Proposition

Let $X$ be a topological space. The diagonal of $X \times X$ is the subset $\delta = \{ (x, x) \mid x \in X \} \subset X \times X$. Show that $X$ is Hausdorff if and only if $\delta$ is closed in $X \times X$.

Solution

Suppose $X$ is Hausdorff. Let $(a, b) \in \delta^c$. Then $a \ne b$, so there exist disjoint neighborhoods $U_a, U_b$ of $a, b$, respectively.

Then we claim $U_a \times U_b \cap \delta = \emptyset$. Suppose otherwise. Let $(c, d) \in U_a \times U_b \cap \delta$. Then $(c, d) \in \delta$, so $c = d$. This implies that $c = d \in U_a \cap U_b$, which is a contradiction.
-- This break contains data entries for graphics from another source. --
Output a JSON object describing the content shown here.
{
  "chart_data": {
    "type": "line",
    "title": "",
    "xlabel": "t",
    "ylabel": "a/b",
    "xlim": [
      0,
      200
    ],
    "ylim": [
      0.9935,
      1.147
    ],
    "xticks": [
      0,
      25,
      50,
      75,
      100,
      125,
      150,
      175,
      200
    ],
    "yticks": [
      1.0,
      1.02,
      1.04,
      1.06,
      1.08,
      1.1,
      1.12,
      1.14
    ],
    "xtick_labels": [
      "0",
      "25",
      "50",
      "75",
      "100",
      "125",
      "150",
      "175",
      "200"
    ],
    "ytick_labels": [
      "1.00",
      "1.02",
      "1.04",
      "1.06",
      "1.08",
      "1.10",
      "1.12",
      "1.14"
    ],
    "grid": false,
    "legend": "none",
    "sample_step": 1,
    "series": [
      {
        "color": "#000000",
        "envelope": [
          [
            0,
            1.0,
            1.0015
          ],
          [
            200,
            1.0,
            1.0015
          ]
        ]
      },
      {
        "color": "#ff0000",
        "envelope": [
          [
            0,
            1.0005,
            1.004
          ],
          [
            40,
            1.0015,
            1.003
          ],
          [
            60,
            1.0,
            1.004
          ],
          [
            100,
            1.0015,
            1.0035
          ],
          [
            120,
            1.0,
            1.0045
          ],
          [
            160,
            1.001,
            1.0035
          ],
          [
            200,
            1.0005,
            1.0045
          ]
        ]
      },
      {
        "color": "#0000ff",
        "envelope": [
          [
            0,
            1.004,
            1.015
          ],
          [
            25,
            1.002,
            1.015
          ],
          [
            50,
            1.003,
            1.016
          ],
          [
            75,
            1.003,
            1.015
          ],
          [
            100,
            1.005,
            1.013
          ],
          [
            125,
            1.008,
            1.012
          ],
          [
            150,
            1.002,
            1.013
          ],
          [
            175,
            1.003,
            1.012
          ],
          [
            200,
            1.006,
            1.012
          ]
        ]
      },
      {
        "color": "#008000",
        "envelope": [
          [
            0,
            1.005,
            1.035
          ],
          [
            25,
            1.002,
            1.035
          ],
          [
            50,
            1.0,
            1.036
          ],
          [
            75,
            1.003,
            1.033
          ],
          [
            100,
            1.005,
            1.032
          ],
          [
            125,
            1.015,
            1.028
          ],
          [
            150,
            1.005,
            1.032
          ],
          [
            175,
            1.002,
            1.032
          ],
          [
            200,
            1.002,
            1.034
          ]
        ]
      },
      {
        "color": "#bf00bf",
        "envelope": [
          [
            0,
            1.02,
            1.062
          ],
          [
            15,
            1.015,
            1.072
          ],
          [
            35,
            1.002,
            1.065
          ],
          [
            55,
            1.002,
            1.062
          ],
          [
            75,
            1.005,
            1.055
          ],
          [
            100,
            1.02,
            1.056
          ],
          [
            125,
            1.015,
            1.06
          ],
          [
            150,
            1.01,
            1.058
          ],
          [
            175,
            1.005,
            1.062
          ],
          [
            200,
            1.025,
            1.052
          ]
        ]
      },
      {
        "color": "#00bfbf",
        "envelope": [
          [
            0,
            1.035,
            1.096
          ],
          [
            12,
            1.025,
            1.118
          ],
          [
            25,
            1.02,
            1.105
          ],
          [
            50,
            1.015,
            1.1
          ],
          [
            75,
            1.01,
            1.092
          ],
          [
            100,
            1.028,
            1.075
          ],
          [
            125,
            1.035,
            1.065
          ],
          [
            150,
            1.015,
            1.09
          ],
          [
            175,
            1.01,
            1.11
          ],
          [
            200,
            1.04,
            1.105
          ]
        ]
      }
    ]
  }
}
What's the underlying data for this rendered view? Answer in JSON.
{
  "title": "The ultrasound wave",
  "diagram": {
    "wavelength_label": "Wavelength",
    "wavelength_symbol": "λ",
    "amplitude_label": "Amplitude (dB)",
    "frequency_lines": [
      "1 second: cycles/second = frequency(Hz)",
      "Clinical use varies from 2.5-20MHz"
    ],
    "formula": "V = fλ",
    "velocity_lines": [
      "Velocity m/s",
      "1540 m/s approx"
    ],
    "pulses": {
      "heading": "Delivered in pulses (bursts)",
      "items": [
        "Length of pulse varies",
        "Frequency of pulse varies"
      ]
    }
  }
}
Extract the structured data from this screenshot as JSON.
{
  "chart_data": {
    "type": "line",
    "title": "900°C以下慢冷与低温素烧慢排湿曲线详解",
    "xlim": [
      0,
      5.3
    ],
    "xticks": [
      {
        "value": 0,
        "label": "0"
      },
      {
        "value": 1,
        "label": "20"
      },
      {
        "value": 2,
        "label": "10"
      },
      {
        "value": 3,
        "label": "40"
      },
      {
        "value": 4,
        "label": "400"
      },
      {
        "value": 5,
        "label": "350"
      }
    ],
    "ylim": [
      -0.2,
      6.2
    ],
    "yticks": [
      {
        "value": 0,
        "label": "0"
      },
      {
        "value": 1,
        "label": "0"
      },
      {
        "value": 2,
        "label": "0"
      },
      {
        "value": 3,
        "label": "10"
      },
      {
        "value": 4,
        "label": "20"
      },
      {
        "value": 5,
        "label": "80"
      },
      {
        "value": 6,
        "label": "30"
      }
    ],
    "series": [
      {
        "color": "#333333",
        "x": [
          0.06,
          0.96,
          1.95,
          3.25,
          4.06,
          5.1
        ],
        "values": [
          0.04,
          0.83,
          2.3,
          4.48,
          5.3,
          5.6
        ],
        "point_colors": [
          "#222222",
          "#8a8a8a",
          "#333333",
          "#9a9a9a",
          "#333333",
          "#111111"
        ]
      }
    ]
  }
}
Thus the intersection must be empty.

Therefore, $a \times b \in U_a \times U_b \subset \delta^c$. Since $U_a \times U_b$ is a basis element for the product topology $X \times X$, $\delta^c$ is open. Therefore, $\delta$ is closed.

Suppose, on the contrary, that $\delta$ is closed. Let $(a, b) \in \delta^c$. Since $\delta^c$ is open, there must exist a basis element $U_a \times U_B$ for the product topology $X \times X$ such that $(a, b) \in U_a \times U_b \subset \delta^c$.

Since $U_a \times U_b \subset \delta^c$, $U_a \cap U_b = \emptyset$. Thus $U_a, U_b$ are disjoint neighborhoods of $a, b$, respectively.

Therefore, $X$ is Hausdorff.